In matrix notation we have data $\left (\mathbf y, \mathbf X\right)$ and we consider the model
$$\mathbf y = \mathbf X\beta + \mathbf u$$
where for the moment we only assume that the regressor matrix contains a series of ones, so that we can safely assume that the "error term" $\mathbf u$ has zero mean. We do not as yet make any statistical/probabilistic assumptions.
Calculating the unknown betas by Ordinary Least Squares is a mathematical approximation method that needs no statistical assumptions. We obtain
$$\hat \beta = \left(\mathbf X' \mathbf X\right) ^{-1} \mathbf X'\mathbf y$$
This is the (orthogonal) Linear Projection coefficient vector, and, as a mathematical approximation story, it stops here.
Now we want to talk about the "standard error" of the estimates. But that is a statistical concept, and so we must assume something random and probabilistic. Assume that the regressors are all deterministic, but $\mathbf u$ is a random variable. Due to the regressor matrix containing a series of ones, we then have $E(\mathbf u) = \mathbf 0$, where $E$ denotes the expected value.
We have
$$\hat \beta = \left(\mathbf X' \mathbf X\right) ^{-1} \mathbf X'\mathbf y = \left(\mathbf X' \mathbf X\right) ^{-1} \mathbf X'\left(\mathbf X\beta + \mathbf u\right) = \beta +\left(\mathbf X' \mathbf X\right) ^{-1} \mathbf X'\mathbf u$$
$$\implies \hat \beta -\beta = \left(\mathbf X' \mathbf X\right) ^{-1} \mathbf X'\mathbf u$$
Since $\beta$ is a constant, we have that $\text{Var}(\hat \beta -\beta) = \text{Var}(\hat \beta)$, where the Variance is the square of the standard deviation. The multivariate version of the variance, is
$$\text{Var}(\hat \beta -\beta) = E\Big[(\hat \beta -\beta)(\hat \beta -\beta)'\Big] - E\Big[(\hat \beta -\beta)\Big]E\Big[(\hat \beta -\beta)\Big]'$$
where the prime denotes the transpose.

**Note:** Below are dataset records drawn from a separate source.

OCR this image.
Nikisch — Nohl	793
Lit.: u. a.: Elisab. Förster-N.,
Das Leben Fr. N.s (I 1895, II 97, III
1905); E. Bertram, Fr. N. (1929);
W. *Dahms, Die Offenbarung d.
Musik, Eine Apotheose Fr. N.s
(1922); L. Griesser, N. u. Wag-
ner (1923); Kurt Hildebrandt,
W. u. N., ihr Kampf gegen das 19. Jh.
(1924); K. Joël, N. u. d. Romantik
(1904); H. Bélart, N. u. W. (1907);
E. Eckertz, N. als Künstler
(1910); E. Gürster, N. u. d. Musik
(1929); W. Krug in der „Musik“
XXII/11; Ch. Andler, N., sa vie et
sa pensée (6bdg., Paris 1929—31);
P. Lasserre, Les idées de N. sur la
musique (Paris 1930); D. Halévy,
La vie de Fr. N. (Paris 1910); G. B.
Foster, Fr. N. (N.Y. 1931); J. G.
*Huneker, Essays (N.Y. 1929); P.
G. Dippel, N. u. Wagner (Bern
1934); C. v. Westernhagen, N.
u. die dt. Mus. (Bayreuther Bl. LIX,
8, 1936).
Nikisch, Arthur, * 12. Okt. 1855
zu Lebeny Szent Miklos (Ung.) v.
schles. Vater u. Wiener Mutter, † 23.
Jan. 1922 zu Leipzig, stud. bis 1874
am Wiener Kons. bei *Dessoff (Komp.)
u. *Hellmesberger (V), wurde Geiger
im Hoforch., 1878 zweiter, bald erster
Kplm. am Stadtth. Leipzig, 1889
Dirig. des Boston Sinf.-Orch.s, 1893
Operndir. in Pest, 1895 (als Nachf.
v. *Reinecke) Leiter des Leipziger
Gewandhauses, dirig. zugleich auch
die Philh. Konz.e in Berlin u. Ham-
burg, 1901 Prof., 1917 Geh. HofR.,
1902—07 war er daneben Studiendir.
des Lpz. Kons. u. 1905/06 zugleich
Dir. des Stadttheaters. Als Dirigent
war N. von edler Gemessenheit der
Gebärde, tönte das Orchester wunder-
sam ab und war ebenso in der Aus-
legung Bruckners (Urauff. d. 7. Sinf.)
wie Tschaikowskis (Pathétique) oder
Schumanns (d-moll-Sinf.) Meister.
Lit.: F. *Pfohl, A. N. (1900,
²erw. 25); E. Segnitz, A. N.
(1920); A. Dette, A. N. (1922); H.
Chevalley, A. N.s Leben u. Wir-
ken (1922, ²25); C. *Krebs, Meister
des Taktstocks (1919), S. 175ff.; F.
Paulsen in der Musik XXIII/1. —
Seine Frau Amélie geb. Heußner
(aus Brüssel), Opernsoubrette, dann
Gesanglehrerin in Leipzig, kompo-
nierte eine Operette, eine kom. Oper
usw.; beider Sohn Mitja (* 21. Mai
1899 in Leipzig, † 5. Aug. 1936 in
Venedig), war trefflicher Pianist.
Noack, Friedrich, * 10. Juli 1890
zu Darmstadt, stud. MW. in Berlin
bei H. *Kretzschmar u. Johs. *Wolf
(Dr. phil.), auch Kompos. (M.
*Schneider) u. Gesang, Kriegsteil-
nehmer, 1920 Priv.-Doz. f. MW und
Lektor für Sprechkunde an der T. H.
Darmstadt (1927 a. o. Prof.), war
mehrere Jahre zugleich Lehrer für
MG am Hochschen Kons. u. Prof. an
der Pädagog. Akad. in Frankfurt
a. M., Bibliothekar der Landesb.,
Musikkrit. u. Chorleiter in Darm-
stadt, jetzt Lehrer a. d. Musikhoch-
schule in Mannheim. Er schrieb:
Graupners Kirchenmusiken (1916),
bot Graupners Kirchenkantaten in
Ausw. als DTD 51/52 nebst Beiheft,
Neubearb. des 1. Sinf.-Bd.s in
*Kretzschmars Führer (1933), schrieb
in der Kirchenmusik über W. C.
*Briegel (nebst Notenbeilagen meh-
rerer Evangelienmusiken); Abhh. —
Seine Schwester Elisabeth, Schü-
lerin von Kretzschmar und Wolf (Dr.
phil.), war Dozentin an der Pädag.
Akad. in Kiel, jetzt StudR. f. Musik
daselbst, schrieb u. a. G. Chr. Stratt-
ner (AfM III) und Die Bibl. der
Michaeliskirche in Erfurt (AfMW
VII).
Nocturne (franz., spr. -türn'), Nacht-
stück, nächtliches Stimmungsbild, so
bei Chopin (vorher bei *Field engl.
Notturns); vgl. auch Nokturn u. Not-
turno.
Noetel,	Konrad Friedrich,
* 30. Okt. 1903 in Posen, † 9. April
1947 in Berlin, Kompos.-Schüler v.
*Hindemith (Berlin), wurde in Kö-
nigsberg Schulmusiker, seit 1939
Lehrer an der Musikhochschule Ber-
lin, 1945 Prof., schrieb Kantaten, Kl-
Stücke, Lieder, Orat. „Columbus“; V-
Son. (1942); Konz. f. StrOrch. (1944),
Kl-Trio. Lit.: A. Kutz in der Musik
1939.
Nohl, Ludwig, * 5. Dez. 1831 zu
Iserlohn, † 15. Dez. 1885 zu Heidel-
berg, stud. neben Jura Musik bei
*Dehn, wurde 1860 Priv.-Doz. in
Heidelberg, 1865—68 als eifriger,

Substituting,
$$\text{Var}(\hat \beta) = E\Big[\left(\mathbf X' \mathbf X\right) ^{-1} \mathbf X'\mathbf u\mathbf u'\mathbf X\left(\mathbf X' \mathbf X\right) ^{-1} \Big] - E\Big[\left(\mathbf X' \mathbf X\right) ^{-1} \mathbf X'\mathbf u\Big]E\Big[\left(\mathbf X' \mathbf X\right) ^{-1} \mathbf X'\mathbf u\Big]'$$
Since we have assumed that $\mathbf X$ is deterministic, the expected value applies only to $\mathbf u$ so we have
$$\text{Var}(\hat \beta) = \left(\mathbf X' \mathbf X\right) ^{-1} \mathbf X'E(\mathbf u\mathbf u')\mathbf X\left(\mathbf X' \mathbf X\right) ^{-1} - \left(\mathbf X' \mathbf X\right) ^{-1} \mathbf X'E(\mathbf u)E(\mathbf u)'\mathbf X\left(\mathbf X' \mathbf X\right) ^{-1} $$
Since $E(\mathbf u) =\mathbf 0$ we are left with
$$\text{Var}(\hat \beta) = \left(\mathbf X' \mathbf X\right) ^{-1} \mathbf X'E(\mathbf u\mathbf u')\mathbf X\left(\mathbf X' \mathbf X\right) ^{-1} $$
Now comes another benchmark statistical assumption: the $\mathbf u$ is "homoskedastic" which means
$$\text{Var}(\mathbf u) = E(\mathbf u\mathbf u') = \sigma^2I$$
where $\sigma^2 >0$ is the common variance of each element of the error vector, and $I$ is the identity matrix. Substituting we get
$$\text{Var}(\hat \beta) = \left(\mathbf X' \mathbf X\right) ^{-1} \mathbf X'\sigma^2I\mathbf X\left(\mathbf X' \mathbf X\right) ^{-1} =\sigma^2\left(\mathbf X' \mathbf X\right) ^{-1} \mathbf X'\mathbf X\left(\mathbf X' \mathbf X\right) ^{-1}$$
$$\text{Var}(\hat \beta) = \sigma^2\left(\mathbf X' \mathbf X\right) ^{-1}$$
The $\sigma^2$ is estimated by $s^2$ as in the OP question, and the diagonal elements of $\left(\mathbf X' \mathbf X\right) ^{-1}$, each multiplied by $s^2$, is the variance of the corresponding element of the estimated beta vector. Taking the square root leads to the standard error of each element. The off-diagonal elements of the matrix, multiplied by $\sigma^2$, give the estimated covariances between the elements of the beta vector.